Example embodiments are described herein in the context of a system for reading radio frequency identification (RFID) tags using an antenna assembly configured to transmit radio frequency (RF) energy which may be received by the RFID tags. Those of ordinary skill in the art will realize that the following description is illustrative only and is not intended to be in any way limiting. Other embodiments will readily suggest themselves to such skilled persons having the benefit of this disclosure. Reference will now be made in detail to implementations of the example embodiments as illustrated in the accompanying drawings. The same reference indicators will be used to the extent practical throughout the drawings and the following description to refer to the same or like items.

In the interest of clarity, not all of the routine features of the implementations described herein are shown and described. It will, of course, be appreciated that in the development of any such actual implementation, numerous implementation-specific decisions must be made in order to achieve the developer's specific goals, such as compliance with application- and business-related constraints, and that these specific goals will vary from one implementation to another and from one developer to another. Moreover, it will be appreciated that such a development effort might be complex and time-consuming, but would nevertheless be a routine undertaking of engineering for those of ordinary skill in the art having the benefit of this disclosure.

The novel antenna designs described herein are described in the context of an RFID tag reader system. They are also applicable to other systems having similar requirements. Generally antenna designs are scalable in terms of a wavelength or frequency of operation. The wavelength in a given medium depends upon the permittivity or dielectric constant of that medium. The wavelength near the boundary between two different media having different dielectric constants is a weighted average of the two permittivities. Some of the geometries described herein are referred to as “planar”. In this use “planar” is intended to be a conceptual description of a surface which may or may not precisely conform to the rigid definition of a plane in Euclidean geometry. When examined over a sufficiently limited region, a portion of the surface of a sphere or cylinder may be approximated as planar, as could a surface defined by a hyperbola, and the like.

In accordance with one embodiment of the invention, the antenna assembly comprises one or more radiating elements, a dielectric layer and a feed network. These can be made in a number of different ways.

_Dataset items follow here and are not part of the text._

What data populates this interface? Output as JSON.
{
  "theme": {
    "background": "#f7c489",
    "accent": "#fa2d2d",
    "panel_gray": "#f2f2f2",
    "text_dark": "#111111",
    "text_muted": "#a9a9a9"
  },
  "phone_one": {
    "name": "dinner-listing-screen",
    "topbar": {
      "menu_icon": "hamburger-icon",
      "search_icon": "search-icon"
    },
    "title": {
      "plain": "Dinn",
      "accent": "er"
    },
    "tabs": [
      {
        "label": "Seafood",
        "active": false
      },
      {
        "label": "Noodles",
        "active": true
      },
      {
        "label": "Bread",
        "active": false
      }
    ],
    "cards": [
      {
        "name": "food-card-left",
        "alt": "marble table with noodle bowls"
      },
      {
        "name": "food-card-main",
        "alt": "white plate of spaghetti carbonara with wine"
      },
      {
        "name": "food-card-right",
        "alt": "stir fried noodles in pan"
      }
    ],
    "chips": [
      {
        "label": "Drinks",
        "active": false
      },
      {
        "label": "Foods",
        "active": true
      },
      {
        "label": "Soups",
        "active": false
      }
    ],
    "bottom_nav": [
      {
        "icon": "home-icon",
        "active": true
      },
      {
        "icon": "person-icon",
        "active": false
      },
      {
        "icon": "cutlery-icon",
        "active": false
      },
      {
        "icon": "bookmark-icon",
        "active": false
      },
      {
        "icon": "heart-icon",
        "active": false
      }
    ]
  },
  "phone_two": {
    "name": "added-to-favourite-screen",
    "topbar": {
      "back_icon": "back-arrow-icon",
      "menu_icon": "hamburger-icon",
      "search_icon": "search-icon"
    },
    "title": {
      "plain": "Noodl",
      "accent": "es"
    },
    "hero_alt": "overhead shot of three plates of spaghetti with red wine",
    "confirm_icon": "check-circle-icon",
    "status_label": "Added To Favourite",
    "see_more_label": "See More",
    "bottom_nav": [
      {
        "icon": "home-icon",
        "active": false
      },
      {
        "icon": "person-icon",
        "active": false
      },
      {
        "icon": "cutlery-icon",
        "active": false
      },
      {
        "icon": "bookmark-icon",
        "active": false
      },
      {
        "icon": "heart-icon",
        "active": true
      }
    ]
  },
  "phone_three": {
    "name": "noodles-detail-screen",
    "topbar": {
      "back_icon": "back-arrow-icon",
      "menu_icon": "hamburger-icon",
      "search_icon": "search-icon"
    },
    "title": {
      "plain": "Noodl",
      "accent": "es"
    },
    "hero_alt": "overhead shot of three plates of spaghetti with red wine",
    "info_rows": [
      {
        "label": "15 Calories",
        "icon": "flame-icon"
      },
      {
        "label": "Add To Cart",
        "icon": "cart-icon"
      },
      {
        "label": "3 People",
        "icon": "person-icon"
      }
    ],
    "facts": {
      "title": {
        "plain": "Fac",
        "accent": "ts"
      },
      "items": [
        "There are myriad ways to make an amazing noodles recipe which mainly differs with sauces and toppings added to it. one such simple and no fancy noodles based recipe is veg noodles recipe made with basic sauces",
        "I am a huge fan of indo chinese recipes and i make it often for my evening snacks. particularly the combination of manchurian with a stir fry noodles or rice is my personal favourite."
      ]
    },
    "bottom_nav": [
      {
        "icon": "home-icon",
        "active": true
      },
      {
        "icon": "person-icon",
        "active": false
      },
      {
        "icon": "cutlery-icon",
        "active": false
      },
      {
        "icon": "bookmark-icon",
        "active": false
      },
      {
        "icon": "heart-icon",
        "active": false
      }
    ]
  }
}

The radiating elements are formed of cuts in a sheet of conducting material, such as a metal like copper, aluminum or another suitable conductive material, a deposited metallic layer, or the like. The cuts are placed in suitable locations within the sheet. The elements may include at least one feature or “slot” which is approximately 0.5 wavelength (λ) long at the frequency of excitation or some multiple of that, relatively thin in comparison to its length. FIGS. 3 and 4 are top plan views of an “h”-shaped element 10 showing such a slot 12. Generally the slot 12 will be oriented parallel to the longer axis of the element 10, as shown. The elements should also include a feature which is approximately 0.25 wavelength long (or the same multiple thereof as is the slot feature) such as a peninsula of metal 14 bordered on three sides by cutout as shown. The peninsula should be oriented parallel to the longer axis of the element 10, as shown.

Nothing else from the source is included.